Portugal
(Domingos Amaral)
Episódio Nº 7
Contudo, pouco antes de cair no sono, na cama e de mão dada com a sua amada esposa, reconhecera-lhe em surdina que desejava matar o califa, pois estava farto daquele aberrante ser.
- É cedo, Taxfin – contrapusera Zulmira.
No seu coração ela também
ambicionava o fim de Ali Yusuf, ainda mais que Taxfin. Considerava-o um
usurpador, e não aceitava as leituras literais e abusivas do Corão feitas pelos
almorávidas, que classificava de odiosos e sanguinários!
Elas e as filhas, tal como
Taxfin e Abu Zakaria, pertenciam a uma civilização diferente, eram os herdeiros
da esplendorosa Córdova do passado.
Incapaz de adormecer,
Zulmira deixara o seu espírito vaguear, Taxfin era o seu segundo marido, e o
casamento deles, quatro anos antes, fora o início de uma longas caminhada, onde
se aliavam o sangue real dela e das filhas, e a habilidade política e militar
dele.
No presente já governavam
Córdova, e sem pressas mas também sem pausas, estavam a construir uma rede de
alianças e cumplicidades para no futuro se rebelarem contra Ali Yusuf.
Um dia, agregariam à sua
volta as taifas de Sevilha, Badajoz, Mérida, Valença, Saragoça, Silves, e
fariam renascer o magnífico califado andaluz.
Zulmira sorrira no escuro,
agradada.
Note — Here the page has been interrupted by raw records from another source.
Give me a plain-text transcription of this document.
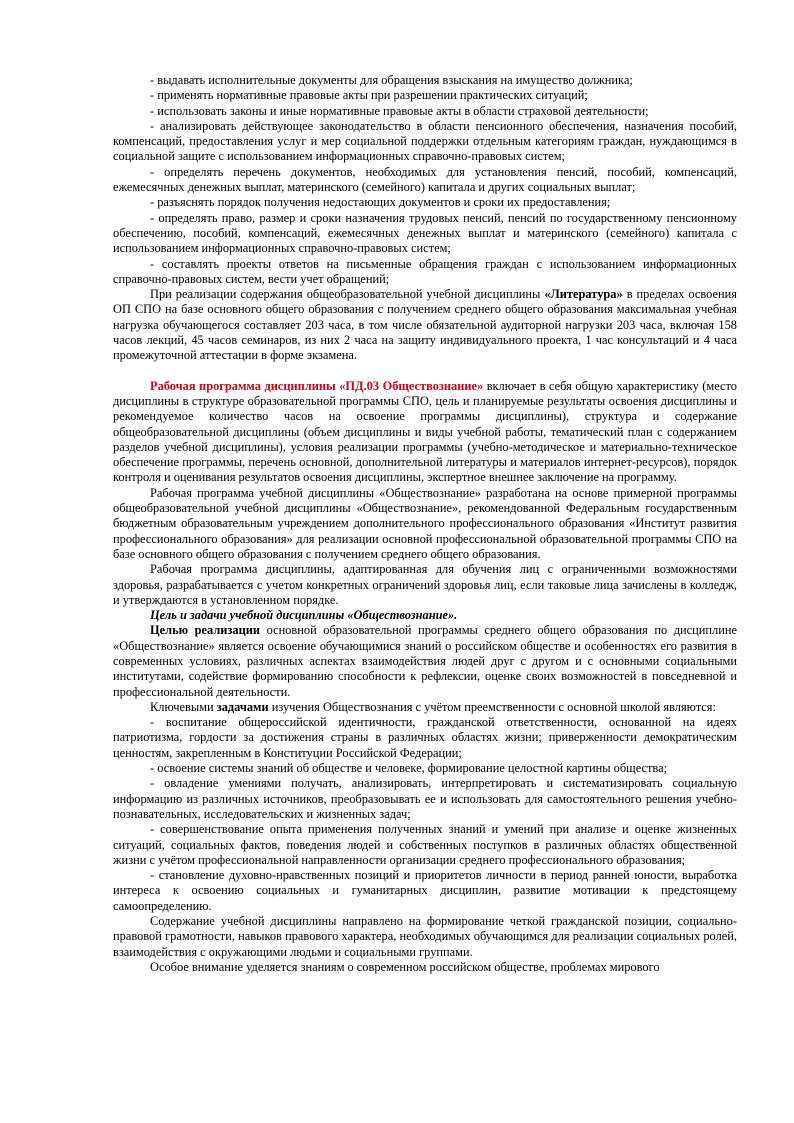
- выдавать исполнительные документы для обращения взыскания на имущество должника;

- применять нормативные правовые акты при разрешении практических ситуаций;

- использовать законы и иные нормативные правовые акты в области страховой деятельности;

- анализировать действующее законодательство в области пенсионного обеспечения, назначения пособий, компенсаций, предоставления услуг и мер социальной поддержки отдельным категориям граждан, нуждающимся в социальной защите с использованием информационных справочно-правовых систем;

- определять перечень документов, необходимых для установления пенсий, пособий, компенсаций, ежемесячных денежных выплат, материнского (семейного) капитала и других социальных выплат;

- разъяснять порядок получения недостающих документов и сроки их предоставления;

- определять право, размер и сроки назначения трудовых пенсий, пенсий по государственному пенсионному обеспечению, пособий, компенсаций, ежемесячных денежных выплат и материнского (семейного) капитала с использованием информационных справочно-правовых систем;

- составлять проекты ответов на письменные обращения граждан с использованием информационных справочно-правовых систем, вести учет обращений;

При реализации содержания общеобразовательной учебной дисциплины «Литература» в пределах освоения ОП СПО на базе основного общего образования с получением среднего общего образования максимальная учебная нагрузка обучающегося составляет 203 часа, в том числе обязательной аудиторной нагрузки 203 часа, включая 158 часов лекций, 45 часов семинаров, из них 2 часа на защиту индивидуального проекта, 1 час консультаций и 4 часа промежуточной аттестации в форме экзамена.

Рабочая программа дисциплины «ПД.03 Обществознание» включает в себя общую характеристику (место дисциплины в структуре образовательной программы СПО, цель и планируемые результаты освоения дисциплины и рекомендуемое количество часов на освоение программы дисциплины), структура и содержание общеобразовательной дисциплины (объем дисциплины и виды учебной работы, тематический план с содержанием разделов учебной дисциплины), условия реализации программы (учебно-методическое и материально-техническое обеспечение программы, перечень основной, дополнительной литературы и материалов интернет-ресурсов), порядок контроля и оценивания результатов освоения дисциплины, экспертное внешнее заключение на программу.

Рабочая программа учебной дисциплины «Обществознание» разработана на основе примерной программы общеобразовательной учебной дисциплины «Обществознание», рекомендованной Федеральным государственным бюджетным образовательным учреждением дополнительного профессионального образования «Институт развития профессионального образования» для реализации основной профессиональной образовательной программы СПО на базе основного общего образования с получением среднего общего образования.

Рабочая программа дисциплины, адаптированная для обучения лиц с ограниченными возможностями здоровья, разрабатывается с учетом конкретных ограничений здоровья лиц, если таковые лица зачислены в колледж, и утверждаются в установленном порядке.

Цель и задачи учебной дисциплины «Обществознание».

Целью реализации основной образовательной программы среднего общего образования по дисциплине «Обществознание» является освоение обучающимися знаний о российском обществе и особенностях его развития в современных условиях, различных аспектах взаимодействия людей друг с другом и с основными социальными институтами, содействие формированию способности к рефлексии, оценке своих возможностей в повседневной и профессиональной деятельности.

Ключевыми задачами изучения Обществознания с учётом преемственности с основной школой являются:

- воспитание общероссийской идентичности, гражданской ответственности, основанной на идеях патриотизма, гордости за достижения страны в различных областях жизни; приверженности демократическим ценностям, закрепленным в Конституции Российской Федерации;

- освоение системы знаний об обществе и человеке, формирование целостной картины общества;

- овладение умениями получать, анализировать, интерпретировать и систематизировать социальную информацию из различных источников, преобразовывать ее и использовать для самостоятельного решения учебно-познавательных, исследовательских и жизненных задач;

- совершенствование опыта применения полученных знаний и умений при анализе и оценке жизненных ситуаций, социальных фактов, поведения людей и собственных поступков в различных областях общественной жизни с учётом профессиональной направленности организации среднего профессионального образования;

- становление духовно-нравственных позиций и приоритетов личности в период ранней юности, выработка интереса к освоению социальных и гуманитарных дисциплин, развитие мотивации к предстоящему самоопределению.

Содержание учебной дисциплины направлено на формирование четкой гражданской позиции, социально-правовой грамотности, навыков правового характера, необходимых обучающимся для реализации социальных ролей, взаимодействия с окружающими людьми и социальными группами.

Особое внимание уделяется знаниям о современном российском обществе, проблемах мирового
Agora em Córdova já ninguém lhe virava a cara, como quando decidira
casar-se pela segunda vez.
Os influentes locais não
haviam gostado, as principais famílias estavam satisfeitas com as benesses que recebiam
do califa almorávida de Marraquexe e não desejavam perturbações.
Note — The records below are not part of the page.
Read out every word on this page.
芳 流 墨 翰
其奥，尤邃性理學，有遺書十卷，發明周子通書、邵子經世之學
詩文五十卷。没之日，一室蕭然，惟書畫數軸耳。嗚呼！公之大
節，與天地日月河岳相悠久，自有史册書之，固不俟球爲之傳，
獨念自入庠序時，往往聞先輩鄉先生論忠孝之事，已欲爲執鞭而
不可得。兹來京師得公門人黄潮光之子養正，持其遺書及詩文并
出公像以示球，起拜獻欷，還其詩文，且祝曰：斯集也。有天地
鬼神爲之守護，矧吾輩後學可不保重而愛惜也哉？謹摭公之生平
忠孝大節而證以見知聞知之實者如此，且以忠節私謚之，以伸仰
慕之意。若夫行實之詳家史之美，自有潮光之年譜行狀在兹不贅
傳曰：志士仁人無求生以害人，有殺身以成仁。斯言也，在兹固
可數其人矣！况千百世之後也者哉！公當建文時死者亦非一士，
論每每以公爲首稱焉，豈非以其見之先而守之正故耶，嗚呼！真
Hixan de Hisn Abi Xerif, o
primeiro marido de Zulmira, só fora
tolerado pelos berberes almorávidas devido ao seu bom senso e à sua ausência de
ambições, mas verem a viúva dele, e mãe de suas filhas, regressar à política de
Córdova era uma intensa preocupação.
A família de Hixam devia
manter-se afastada do poder e da glória, pois o seu nome e as memórias que
despertava eram uma trepidação desnecessária.
O califado de Córdova desmoronara-se
oitenta anos antes numa guerra civil sangrenta, a “fitna”, estilhaçando-se em
pequenos reinos muçulmanos, que só os almorávidas, vindos de Marraquexe, haviam
colado outra vez.
Ressuscitar o velho califado
era uma qui mera louca e perigosa,
resmungavam muitos cordovezes. Porém, Zulmira não pensava assim. As suas
filhas, Fátima e Zaida tinham origens reais.
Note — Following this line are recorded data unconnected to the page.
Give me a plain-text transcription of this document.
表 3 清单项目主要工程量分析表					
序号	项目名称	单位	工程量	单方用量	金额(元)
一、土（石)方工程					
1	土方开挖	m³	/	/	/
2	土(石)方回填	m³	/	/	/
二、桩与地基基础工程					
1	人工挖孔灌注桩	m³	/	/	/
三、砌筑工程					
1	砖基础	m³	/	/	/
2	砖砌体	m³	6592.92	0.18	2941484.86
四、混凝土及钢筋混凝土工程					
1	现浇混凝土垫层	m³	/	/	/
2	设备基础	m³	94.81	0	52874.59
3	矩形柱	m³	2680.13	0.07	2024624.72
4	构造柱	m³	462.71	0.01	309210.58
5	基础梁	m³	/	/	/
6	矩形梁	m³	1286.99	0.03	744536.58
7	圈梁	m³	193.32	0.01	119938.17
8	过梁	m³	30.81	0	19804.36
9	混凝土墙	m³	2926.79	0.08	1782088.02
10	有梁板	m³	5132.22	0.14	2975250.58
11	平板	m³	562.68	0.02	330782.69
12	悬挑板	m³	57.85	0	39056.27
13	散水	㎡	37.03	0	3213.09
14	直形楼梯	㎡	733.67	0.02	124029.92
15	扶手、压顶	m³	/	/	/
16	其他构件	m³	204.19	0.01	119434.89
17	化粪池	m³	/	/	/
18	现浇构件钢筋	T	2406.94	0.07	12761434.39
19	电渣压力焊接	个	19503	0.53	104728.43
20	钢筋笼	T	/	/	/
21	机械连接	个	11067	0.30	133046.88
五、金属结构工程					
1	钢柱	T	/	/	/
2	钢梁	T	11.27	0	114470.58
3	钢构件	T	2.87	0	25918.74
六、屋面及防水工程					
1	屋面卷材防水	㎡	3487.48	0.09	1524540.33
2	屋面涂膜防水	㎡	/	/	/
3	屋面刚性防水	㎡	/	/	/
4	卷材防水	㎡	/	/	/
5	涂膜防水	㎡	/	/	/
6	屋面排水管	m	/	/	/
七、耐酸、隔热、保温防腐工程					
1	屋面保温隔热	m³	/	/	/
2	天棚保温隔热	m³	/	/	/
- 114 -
Do seu lado, eram bisnetas
de Al-Mutamid, o rei poeta de Sevilha; e do lado de Hixam eram ainda mais
importantes. Embora o marido tivesse morrido, as filhas mereciam aspirar ao
esplendor.
Por isso, quando Taxfin,
actual governador de Córdova, lhe começara a fazer a corte, Zulmira aceitara
casar com ele. Com o seu segundo matrimónio, a família de Hixam reentrava no
palco principal da antiga capital do califado.
O Azzahrat abriu-se para ela
de novo, como no passado longínquo, quando seu pai governara a cidade.